- Born: Theodore Richards October 20, 1946 Fort Bragg, North Carolina, U.S.
- Died: April 21, 2023 (aged 76)
- Area: Cartoonist
- Notable works: E.Z. Wolf, Mellow Cat, Dopin' Dan, The Forty Year Old Hippie.

= Ted Richards (artist) =

American web designer and cartoonist (1946–2023)

Theodore Richards (October 20, 1946 – April 21, 2023) was an American web designer and cartoonist, best known for his underground comix.

== Biography ==
Born in Fort Bragg, North Carolina, Richards developed his fascination for creating cartoons when five years old. His father was in the Green Berets, and assignments kept the family living in different locations.

After serving in the United States Air Force, Richards moved in 1969 to San Francisco when he was 23, (the same year Rip Off Press was launched). He became friends with Gilbert Shelton and contributed to some issues of Shelton's The Fabulous Furry Freak Brothers. Over a decade, he worked full-time as a cartoonist on the titles Dopin' Dan, E.Z. Wolf, and Mellow Cat. Richards recalled, "For me, the whole explosion, and the opportunities that this presented, is hard to describe. You could do about anything. It was an incredible, eclectic vision of art, design, storytelling, writing, color."

Beginning in 1971, Richards was a member of the Air Pirates collective, one of the key contributors to Air Pirates Funnies, an underground comix title that led to a lawsuit by Walt Disney Productions. The nucleus of the Air Pirates collective began to form in 1969–1970 when Bobby London met Richards at the office of the Berkeley Tribe, an underground newspaper where both were staff cartoonists. As a member of the collective, Richards lived together with founder Dan O'Neill, London, Gary Hallgren, and Shary Flenniken in a warehouse on Harrison Street in San Francisco. Richards' Dopin' Dan comics, produced during this period and published by Last Gasp in 1972–1973, imitated the art style (and military theme) of Mort Walker's Beetle Bailey.

The Rip Off Press website details Richards' career in the mid-to-late 1970s:

By 1975 Ted was ensconced in the penthouse studio at Rip Off's south-of-Market facility (1250 17th Street . . .). In addition to his own characters, he was working closely with Gilbert and Willy Murphy . . . on Rip Off Press' entry into the Bicentennial hoopla, Give Me Liberty (this is a quasi-historical comic about the American Revolution . . . ). When the Give Me Liberty project was completed, Ted went to work drawing the adventures of The Forty Year Old Hippie for the Rip Off Comics Syndicate. The strips appeared in dozens of weekly papers across the nation, and struck a responsive chord with aging freaks and ex-freaks. Two comic collections eventually appeared and sold out, with a major hiatus in between the two as a year of Ted's working life went down the tubes while he and fellow Air Pirates defended themselves against a massive lawsuit by Disney Corporation (the suit alleged copyright infringement as Air Pirates Funnies depicted Disney-esque characters having sex and taking illicit drugs).

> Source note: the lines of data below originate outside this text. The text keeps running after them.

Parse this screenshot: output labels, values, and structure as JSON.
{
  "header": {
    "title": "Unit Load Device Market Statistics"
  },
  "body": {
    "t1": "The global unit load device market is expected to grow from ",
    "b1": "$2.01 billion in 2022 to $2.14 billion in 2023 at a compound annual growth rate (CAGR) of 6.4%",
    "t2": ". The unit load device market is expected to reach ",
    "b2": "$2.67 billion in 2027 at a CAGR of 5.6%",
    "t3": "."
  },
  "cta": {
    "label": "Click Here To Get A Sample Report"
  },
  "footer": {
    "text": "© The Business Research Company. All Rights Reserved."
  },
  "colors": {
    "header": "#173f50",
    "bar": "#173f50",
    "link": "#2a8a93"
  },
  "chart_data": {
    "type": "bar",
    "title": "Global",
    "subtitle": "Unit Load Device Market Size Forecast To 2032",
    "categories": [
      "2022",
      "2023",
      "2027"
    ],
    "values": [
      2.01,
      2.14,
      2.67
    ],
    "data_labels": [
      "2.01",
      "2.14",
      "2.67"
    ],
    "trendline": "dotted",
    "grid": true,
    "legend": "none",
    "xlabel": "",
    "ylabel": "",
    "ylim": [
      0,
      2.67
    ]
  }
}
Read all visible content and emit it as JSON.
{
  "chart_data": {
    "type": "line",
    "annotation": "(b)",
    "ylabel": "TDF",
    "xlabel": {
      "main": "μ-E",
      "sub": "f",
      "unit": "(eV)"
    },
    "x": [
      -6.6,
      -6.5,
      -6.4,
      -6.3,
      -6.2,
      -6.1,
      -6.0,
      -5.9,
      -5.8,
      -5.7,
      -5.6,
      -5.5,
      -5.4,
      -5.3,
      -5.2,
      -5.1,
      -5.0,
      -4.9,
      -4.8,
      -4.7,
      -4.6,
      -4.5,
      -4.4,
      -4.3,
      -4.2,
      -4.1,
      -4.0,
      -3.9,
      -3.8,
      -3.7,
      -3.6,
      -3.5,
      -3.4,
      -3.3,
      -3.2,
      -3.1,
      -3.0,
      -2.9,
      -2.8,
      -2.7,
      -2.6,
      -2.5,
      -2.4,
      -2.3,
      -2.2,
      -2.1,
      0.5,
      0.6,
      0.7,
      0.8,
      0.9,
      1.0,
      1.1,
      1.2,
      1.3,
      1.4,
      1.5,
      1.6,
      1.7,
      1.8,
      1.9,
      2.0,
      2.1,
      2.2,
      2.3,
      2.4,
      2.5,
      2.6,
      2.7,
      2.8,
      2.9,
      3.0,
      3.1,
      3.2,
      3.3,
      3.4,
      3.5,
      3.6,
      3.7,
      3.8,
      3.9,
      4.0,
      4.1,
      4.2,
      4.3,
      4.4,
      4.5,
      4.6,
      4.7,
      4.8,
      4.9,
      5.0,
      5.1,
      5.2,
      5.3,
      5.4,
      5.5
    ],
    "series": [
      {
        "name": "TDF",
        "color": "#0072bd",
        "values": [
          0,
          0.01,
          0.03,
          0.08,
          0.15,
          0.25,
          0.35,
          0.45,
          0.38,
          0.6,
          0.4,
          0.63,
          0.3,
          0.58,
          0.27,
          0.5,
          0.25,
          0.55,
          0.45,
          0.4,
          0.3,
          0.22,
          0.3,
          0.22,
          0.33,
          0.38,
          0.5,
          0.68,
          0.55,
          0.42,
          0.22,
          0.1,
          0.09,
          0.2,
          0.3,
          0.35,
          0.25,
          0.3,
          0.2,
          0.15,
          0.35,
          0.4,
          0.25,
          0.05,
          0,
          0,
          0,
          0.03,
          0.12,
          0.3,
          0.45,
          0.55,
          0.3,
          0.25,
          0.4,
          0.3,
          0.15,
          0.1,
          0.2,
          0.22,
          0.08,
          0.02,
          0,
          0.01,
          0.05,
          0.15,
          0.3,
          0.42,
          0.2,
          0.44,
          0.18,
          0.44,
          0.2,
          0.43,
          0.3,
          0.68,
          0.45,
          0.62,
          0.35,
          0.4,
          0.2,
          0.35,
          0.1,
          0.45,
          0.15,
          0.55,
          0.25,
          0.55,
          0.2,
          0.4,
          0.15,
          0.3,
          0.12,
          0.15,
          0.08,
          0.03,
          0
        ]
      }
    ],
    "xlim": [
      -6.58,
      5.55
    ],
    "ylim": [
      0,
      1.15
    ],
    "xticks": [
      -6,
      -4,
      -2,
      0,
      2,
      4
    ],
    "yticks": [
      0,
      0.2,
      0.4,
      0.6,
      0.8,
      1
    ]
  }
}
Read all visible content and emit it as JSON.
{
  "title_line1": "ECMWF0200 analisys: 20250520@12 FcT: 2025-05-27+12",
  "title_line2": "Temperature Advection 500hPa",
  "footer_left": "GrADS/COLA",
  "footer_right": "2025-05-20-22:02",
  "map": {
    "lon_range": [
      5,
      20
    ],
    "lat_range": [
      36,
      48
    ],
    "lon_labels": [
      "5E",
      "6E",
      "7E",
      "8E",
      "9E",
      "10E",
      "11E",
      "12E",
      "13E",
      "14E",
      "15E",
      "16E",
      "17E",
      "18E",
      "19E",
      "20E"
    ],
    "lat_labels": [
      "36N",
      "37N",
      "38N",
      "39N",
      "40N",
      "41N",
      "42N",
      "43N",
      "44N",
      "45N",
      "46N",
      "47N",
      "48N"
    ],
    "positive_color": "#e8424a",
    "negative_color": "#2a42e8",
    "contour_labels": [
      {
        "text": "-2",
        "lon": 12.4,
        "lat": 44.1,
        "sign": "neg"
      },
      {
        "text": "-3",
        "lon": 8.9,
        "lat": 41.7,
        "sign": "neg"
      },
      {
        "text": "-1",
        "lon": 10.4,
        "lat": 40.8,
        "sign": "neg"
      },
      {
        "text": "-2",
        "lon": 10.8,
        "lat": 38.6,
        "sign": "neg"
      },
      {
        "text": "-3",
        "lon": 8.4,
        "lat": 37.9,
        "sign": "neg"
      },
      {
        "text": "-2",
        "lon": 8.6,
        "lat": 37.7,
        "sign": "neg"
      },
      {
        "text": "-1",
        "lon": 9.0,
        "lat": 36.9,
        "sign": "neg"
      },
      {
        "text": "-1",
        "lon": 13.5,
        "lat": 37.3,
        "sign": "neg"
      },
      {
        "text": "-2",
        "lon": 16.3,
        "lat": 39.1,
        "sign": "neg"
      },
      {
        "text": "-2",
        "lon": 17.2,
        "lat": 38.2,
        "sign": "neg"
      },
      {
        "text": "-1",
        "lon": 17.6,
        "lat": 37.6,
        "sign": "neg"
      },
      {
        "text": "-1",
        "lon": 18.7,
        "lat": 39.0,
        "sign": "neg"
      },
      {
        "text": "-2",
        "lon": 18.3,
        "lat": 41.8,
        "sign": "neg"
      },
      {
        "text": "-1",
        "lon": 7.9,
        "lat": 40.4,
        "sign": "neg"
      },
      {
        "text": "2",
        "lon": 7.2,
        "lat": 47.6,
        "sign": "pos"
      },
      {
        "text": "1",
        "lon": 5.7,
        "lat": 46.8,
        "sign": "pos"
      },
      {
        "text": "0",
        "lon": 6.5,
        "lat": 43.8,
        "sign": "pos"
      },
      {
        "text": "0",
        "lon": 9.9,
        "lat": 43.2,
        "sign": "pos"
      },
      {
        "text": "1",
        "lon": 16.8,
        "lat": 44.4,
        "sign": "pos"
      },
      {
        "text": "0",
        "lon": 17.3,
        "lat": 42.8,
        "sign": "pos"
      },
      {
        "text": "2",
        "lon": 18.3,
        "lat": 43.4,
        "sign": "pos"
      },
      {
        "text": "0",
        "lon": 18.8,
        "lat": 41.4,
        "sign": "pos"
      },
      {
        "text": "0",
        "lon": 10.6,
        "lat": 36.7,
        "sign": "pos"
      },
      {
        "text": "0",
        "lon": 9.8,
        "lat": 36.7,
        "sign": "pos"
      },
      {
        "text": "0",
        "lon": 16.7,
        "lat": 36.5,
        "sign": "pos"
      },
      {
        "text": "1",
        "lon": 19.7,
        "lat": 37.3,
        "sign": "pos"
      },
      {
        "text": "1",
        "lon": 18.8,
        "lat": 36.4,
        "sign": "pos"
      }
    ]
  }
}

In 1976, Richards' The Forty Year Old Hippie was published in college newspapers and as a syndicated feature in weekly alternative tabloids. The feature had two collections from Rip Off Press.

In 1977, Richards graduated from San Francisco State University, where he studied philosophy, creative writing, anthropology and industrial design.

As described on the Rip Off Press website, in 1981, "tired of living in poverty, Ted left comix . . . for a high-paying job in the computer division of Atari.

In 1984, Richards returned to comics with the eight-page "The Forty Year Old Hippie Brings the Computer Age Home" for The Computer Deli (Workman Press).

In 1987, he founded AdWare, providing software products and design services for computer clients, including Apple and Microsoft. In the 1990s, he became a web site developer, offering enterprise-level development services, consulting, web design and information architecture.

Richards died of lung cancer on April 21, 2023, at the age of 76.